Basé sur l’article à venir d'Adam Touré, Martin Trépanier et Thierry Warin
Alors que les discussions de politique commerciale autour de la prochaine révision trilatérale de l'ACEUM s'intensifient, l'attention se limite souvent aux déficits et excédents commerciaux bilatéraux. Cependant, un nouveau document de travail de notre laboratoire renforce l'idée que regarder le commerce à travers une simple lorgnette transactionnelle manque l'intégration structurelle de l'économie nord-américaine.
Touré, Trépanier et Warin appliquent la science des réseaux aux tableaux entrées-sorties inter-pays de l'industrie de l'OCDE de 2022 pour étudier les économies canadienne et américaine en tant que réseau fermé. En assignant les industries comme des nœuds et leurs flux d'entrées-sorties comme des arêtes, les auteurs révèlent le système nerveux de cette économie partagée.
Les économies des deux pays sont un maillage interdépendant
Les données commerciales traditionnelles traitent les frontières administratives d'un pays comme des compartiments séparés à travers lesquels les entreprises achètent et vendent des biens. La structure de réseau construite à l'aide des données E-S révèle une réalité différente. Nous voyons deux grappes denses où les industries canadiennes et américaines sont inextricablement liées.

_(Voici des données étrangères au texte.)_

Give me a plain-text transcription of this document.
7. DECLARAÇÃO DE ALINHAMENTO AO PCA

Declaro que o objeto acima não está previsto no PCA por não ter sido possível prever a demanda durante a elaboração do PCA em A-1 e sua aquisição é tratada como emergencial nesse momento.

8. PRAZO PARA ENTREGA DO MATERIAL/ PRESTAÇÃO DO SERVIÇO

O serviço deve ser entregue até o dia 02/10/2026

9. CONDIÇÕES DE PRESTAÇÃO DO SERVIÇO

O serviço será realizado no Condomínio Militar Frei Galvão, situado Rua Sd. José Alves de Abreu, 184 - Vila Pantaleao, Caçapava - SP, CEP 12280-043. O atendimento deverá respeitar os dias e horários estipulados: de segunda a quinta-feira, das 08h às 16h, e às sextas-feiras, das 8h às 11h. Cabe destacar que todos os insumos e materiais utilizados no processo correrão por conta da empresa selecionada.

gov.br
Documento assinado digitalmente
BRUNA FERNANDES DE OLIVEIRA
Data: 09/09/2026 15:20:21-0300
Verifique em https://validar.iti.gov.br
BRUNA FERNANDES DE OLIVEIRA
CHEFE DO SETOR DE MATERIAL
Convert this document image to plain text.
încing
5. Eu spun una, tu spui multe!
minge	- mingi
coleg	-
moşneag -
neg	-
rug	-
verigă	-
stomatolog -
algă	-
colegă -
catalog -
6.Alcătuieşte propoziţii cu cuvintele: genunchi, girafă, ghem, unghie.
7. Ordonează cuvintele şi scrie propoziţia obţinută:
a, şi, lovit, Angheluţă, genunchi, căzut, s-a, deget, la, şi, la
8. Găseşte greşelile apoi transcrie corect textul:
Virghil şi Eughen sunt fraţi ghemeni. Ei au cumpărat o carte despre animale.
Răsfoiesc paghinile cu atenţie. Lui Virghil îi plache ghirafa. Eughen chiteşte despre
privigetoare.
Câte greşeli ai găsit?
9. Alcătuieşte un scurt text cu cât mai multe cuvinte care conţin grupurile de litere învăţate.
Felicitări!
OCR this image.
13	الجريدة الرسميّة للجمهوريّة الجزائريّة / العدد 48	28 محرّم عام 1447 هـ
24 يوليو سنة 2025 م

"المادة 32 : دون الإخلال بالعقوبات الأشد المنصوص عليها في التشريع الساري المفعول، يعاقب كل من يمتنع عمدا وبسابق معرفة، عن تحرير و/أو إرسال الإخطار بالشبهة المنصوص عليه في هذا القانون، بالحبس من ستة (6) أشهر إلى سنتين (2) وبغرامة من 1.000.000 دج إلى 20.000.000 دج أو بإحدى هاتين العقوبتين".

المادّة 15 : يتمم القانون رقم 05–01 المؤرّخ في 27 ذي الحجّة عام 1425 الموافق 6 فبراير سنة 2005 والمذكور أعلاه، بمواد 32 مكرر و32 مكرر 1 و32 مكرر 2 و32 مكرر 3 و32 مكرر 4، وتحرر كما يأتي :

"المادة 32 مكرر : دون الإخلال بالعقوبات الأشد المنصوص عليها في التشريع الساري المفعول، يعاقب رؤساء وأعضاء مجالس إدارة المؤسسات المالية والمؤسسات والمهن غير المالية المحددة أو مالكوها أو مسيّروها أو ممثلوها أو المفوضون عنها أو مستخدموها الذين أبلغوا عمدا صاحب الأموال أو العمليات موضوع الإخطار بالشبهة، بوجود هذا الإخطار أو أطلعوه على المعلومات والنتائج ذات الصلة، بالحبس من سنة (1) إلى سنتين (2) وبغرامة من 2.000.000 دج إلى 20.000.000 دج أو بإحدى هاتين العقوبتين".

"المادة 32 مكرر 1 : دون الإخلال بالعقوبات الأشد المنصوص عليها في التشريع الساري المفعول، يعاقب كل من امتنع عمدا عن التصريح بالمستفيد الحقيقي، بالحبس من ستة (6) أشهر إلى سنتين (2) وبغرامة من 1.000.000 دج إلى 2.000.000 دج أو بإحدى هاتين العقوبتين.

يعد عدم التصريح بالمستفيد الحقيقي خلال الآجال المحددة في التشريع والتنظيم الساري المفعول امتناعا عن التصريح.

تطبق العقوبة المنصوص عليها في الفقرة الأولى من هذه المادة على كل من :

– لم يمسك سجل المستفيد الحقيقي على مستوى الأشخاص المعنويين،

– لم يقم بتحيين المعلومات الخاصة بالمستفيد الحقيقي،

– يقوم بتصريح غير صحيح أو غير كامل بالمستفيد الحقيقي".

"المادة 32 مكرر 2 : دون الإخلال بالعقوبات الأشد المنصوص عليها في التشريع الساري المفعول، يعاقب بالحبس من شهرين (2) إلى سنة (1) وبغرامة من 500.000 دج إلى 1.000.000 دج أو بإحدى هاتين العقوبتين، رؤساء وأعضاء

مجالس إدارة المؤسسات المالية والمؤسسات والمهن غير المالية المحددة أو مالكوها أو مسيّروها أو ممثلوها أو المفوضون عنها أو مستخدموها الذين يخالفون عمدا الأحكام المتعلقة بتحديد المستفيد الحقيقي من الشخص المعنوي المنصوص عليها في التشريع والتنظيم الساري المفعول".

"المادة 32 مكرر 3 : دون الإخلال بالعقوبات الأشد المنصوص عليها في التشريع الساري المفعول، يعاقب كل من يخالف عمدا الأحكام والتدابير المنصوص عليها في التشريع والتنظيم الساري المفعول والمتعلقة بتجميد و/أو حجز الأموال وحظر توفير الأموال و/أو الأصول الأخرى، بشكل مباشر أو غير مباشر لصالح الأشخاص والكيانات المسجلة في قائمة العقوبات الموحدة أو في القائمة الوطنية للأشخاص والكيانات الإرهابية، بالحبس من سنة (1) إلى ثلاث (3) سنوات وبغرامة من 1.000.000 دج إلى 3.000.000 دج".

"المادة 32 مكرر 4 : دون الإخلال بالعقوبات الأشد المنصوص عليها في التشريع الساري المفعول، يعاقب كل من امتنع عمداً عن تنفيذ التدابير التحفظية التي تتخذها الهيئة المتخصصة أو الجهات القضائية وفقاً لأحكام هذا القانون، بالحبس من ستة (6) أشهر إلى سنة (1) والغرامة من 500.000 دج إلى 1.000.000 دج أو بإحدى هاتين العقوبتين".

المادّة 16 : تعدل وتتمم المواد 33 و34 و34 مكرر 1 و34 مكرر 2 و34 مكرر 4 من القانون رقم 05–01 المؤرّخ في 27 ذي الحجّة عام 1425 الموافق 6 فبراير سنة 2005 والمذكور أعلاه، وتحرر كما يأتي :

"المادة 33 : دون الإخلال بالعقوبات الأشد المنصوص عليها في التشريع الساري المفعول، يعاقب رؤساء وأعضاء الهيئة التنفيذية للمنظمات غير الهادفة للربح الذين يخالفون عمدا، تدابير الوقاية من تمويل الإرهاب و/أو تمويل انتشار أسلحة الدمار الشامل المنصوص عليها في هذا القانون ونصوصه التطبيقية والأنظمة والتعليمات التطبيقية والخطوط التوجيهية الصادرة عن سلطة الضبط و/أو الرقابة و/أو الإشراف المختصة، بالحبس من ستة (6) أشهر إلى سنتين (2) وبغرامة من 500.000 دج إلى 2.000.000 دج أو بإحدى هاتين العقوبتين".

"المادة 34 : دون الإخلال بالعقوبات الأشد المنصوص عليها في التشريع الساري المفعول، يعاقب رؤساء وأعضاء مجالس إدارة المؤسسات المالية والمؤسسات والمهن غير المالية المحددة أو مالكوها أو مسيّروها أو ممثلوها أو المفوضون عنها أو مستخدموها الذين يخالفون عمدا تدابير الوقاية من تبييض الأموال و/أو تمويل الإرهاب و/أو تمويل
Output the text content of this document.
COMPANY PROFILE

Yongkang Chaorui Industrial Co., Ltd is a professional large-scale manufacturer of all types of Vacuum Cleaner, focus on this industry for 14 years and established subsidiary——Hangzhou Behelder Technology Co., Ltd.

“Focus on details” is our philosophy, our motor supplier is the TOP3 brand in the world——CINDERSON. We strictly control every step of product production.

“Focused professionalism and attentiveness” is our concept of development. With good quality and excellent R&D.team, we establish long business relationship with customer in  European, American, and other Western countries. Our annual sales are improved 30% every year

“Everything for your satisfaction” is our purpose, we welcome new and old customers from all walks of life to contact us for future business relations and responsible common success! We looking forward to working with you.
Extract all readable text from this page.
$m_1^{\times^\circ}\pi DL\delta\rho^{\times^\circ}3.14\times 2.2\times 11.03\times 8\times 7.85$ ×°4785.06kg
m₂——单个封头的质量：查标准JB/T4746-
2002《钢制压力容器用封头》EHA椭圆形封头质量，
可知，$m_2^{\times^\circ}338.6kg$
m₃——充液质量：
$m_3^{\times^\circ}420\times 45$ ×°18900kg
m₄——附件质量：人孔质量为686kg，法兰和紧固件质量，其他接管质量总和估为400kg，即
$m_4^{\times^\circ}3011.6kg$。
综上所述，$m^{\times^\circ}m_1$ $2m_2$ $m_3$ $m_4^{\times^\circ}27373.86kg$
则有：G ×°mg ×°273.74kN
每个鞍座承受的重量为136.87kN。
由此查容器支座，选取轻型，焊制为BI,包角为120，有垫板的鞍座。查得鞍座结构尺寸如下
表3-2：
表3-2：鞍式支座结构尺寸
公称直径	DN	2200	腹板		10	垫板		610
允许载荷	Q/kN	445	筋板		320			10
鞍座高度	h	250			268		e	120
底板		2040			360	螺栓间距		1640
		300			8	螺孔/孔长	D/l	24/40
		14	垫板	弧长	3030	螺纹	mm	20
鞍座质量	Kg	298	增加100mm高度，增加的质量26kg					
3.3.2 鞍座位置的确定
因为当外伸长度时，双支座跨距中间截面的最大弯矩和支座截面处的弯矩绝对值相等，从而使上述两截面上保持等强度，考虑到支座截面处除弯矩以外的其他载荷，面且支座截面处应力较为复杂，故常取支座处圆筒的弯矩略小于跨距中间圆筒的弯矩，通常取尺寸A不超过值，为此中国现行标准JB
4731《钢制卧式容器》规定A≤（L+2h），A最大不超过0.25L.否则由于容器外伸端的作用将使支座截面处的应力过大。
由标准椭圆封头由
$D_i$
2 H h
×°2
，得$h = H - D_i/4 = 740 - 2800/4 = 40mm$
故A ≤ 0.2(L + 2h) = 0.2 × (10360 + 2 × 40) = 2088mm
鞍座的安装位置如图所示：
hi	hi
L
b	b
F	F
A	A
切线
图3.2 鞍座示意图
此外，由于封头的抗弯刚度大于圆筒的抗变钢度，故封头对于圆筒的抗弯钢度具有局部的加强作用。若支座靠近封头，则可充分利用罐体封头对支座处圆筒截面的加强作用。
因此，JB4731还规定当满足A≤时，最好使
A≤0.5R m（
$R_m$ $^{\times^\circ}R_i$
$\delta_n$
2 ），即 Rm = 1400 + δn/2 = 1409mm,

La visualisation montre qu'il n'y a pas de « frontière » nette dans le réseau économique. Au lieu de cela, nous voyons un écosystème interdépendant avec deux cœurs. Les industries canadiennes sont plus étroitement connectées entre elles qu'avec les américaines, et la même chose est vraie dans l'autre direction. Pourtant, les industries dans ces deux cœurs ont un grand nombre de connexions entre elles. Cela suggère que les mesures protectionnistes visant une industrie étrangère spécifique sont susceptibles de se répercuter et d'impacter les secteurs domestiques en raison de ces ponts transfrontaliers denses.
Le noyau systémique basé sur les services
Un modèle crucial émerge dans l'analyse du réseau de l'étude utilisant les métriques de la Random Walk Centrality et du Counting Betweenness. Les industries dans le quadrant supérieur droit agissent comme le noyau systémique. Alors que nous nous concentrons souvent sur la fabrication dans les différends commerciaux, le graphique identifie les services professionnels américains, la finance et l'assurance, et les services administratifs comme étant les industries dominantes dans le réseau.

Les métriques utilisées ici sont révélatrices. Les industries avec une haute Random Walk Centrality exercent des effets directs immédiats et massifs sur l'économie. Pendant ce temps, celles avec un haut Counting Betweenness agissent comme des ponts ou des super-connecteurs à travers lesquels la vaste majorité de l'activité économique circule.
Cela souligne un passage d'une vision du commerce centrée sur la fabrication à une vision centrée sur les services. Les services professionnels ne sont pas juste un secteur, mais plutôt l'infrastructure sur laquelle le commerce de la fabrication et des ressources compte pour fonctionner. Perturber le flux des biens met invariablement sous tension le réseau de services qui gère ces flux.
La force repose sur l'intégration
L'analyse de la force de sortie et d'entrée (Out- and In-Strength) révèle aussi des perspectives intéressantes. Les industries qui sont des fournisseurs majeurs au réseau (en proportion de leur production totale) ont le plus grand ratio de flux sortants sur flux entrants tel que montré par l'indice d'influence. Pendant ce temps, les plus grandes industries importatrices dans le réseau ne sont pas toujours des fournisseurs majeurs mais sont plus basées sur les biens que sur les services. Contrairement à la métrique précédente où les industries américaines jouent un rôle relativement plus grand, cette métrique montre que les industries canadiennes ont aussi une position dominante dans le réseau.

Des nœuds notables comme le Commerce de gros et de détail américain et le Commerce de gros et de détail canadien siègent au sommet de cette hiérarchie. Cela indique que les joueurs les plus influents dans notre économie partagée sont basés sur les services et de nature distributive. Ils agrègent les intrants et les distribuent à l'économie plus large. L'analyse montre que l'on ne peut pas isoler un exportateur fort sans reconnaître sa dépendance au réseau pour les intrants.
Implications pour la révision de l'ACEUM
L’analyse suggère que la relation économique entre le Canada et les États-Unis a évolué au-delà d’un simple partenariat pour devenir une interdépendance structurelle. L’indice d’influence calculé dans l’article indique que séparer ces économies ne relèverait pas d’une intervention chirurgicale ciblée, mais plutôt de la perturbation d’un organe unique et commun.
Alors que les décideurs naviguent les tensions actuelles, cette perspective de réseau offre un rappel sobre qu'il n'y a pas d'événements isolés dans un système aussi étroitement couplé.